If not given an appointment position, a Cadet Leader will be expected to assist their assigned lower platoon as Assistant Instructors by assisting the platoon's appointment holders.

Cadet Leaders are able to attain the third NCC rank "Third Sergeant" by completing the Specialist Assessment.

If the Cadet Leader platoon is the leadership platoon for that specific year, they will place their bags into the NCC Room once the S4 or AS4 opens the room.

Senior Cadet Leader 
When a cadet reaches Secondary 4, it will be their last year within their NCC Unit, the platoon they are apart of will be re-named into the "Senior Cadet Leader" platoon. This platoon has no difference compared to the Cadet Leader platoon aside from the name change.
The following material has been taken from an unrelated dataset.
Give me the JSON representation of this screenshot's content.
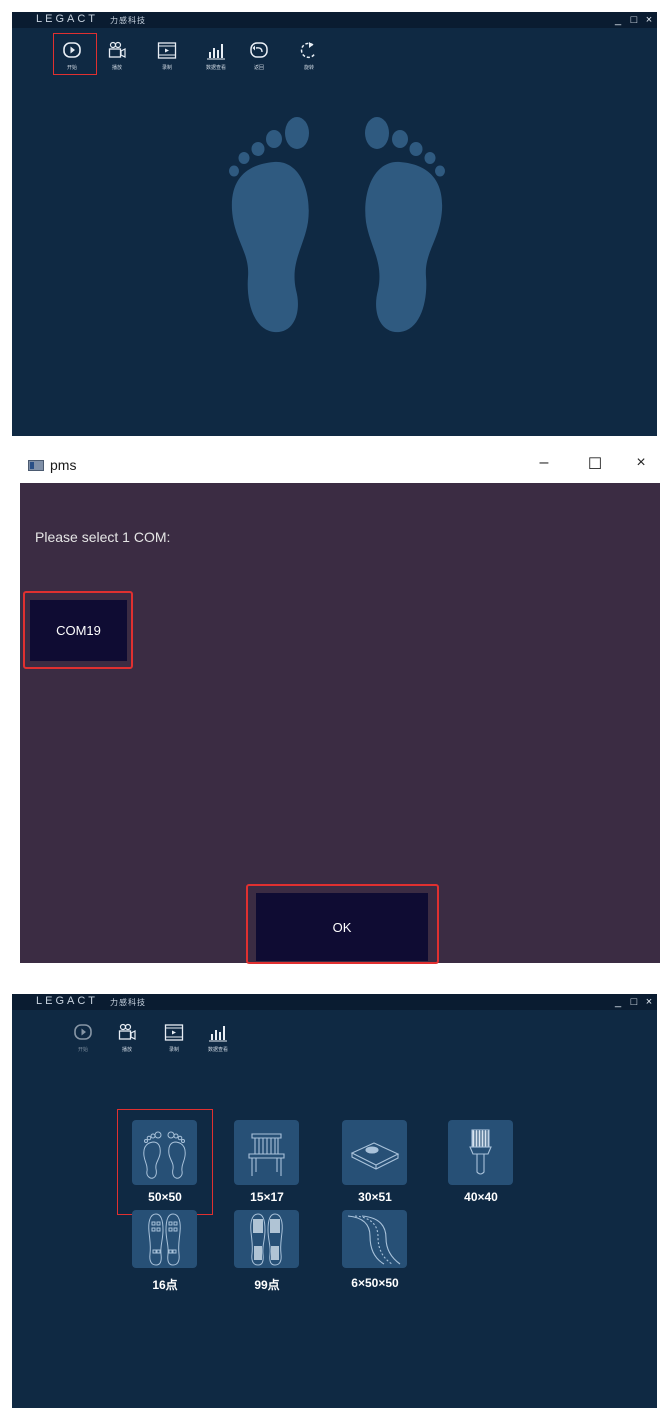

At about the end of the school's term 1 or when the school's term 2 begins. The Senior Cadet Leaders will step down from their appointment positions in the Passing-Out-Parade (POP) that takes up an entire training session.

After the POP, Senior Cadet Leaders will no longer need to attend any training sessions within their NCC Unit.

Cadet Officer 
A Cadet Officer is either a Unit Sergeant Major or Assistant Sergeant Major, who was selected for the Cadet Officer Course and was able to successfully complete it.

Only one cadet from each NCC Unit is given the opportunity to be able to become a Cadet Officer.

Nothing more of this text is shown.